#ubuntu-us-wa 2011-03-30
<androidbruce> seattlegaucho, hey bro you around 
<seattlegaucho> me here
<androidbruce> ever used nginx?
<seattlegaucho> nope
<seattlegaucho> do you have a URL (in case it's an old dog with different collar -- bad translation of a Spanish expression)

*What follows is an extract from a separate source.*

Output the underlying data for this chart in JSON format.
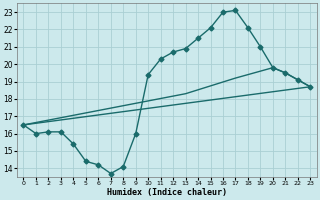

<androidbruce> its an alternative to apache
<androidbruce> http://wiki.nginx.org/
<seattlegaucho> wow! it's an impressive concept, but if you're looking for just the http service, try "lighty" -> lighttpd ... it's 100% Apache compatible with a fraction of the overhead
<seattlegaucho> http://www.lighttpd.net/
<seattlegaucho> I've use the latter to get access to simple stuff on servers where apache would've been too heavy
<androidbruce> yeah, work is trying to move to ngnix
<androidbruce> so i'm trying to learn it 
<androidbruce> right now my issue is that after i install it. when i browse to a folder that i've created in /var/www/ it just tries to download the .php instead of displaying it 
<seattlegaucho> you might be missing a flag somewhere ... what I've done in the past was to embed the PHP on a HTML file to work around it
<seattlegaucho> but that is as far as my expertise on http servers go :/
<androidbruce> yeah gotcha 
<androidbruce> thanks 
#ubuntu-us-wa 2011-03-31
<seattlegaucho> !calc 71867 seconds in hours
<seattlegaucho> oops! wrong irc server
#ubuntu-us-wa 2011-04-03
<androidbruce> anyone running 11.04 beta/
<valorie> not yet
<valorie> I should at least write it to the flash drive and try it out
#ubuntu-us-wa 2012-03-29
<thefinn93> valorie, i have a massive pile of Ubuntu CDs and a fair number of LinuxChix biz cards for you. when/where should i give them to you?
#ubuntu-us-wa 2012-03-30
<TheDukeNY> ..
<valorie> hi finn - damn, not online anymore
<valorie> I'll text ya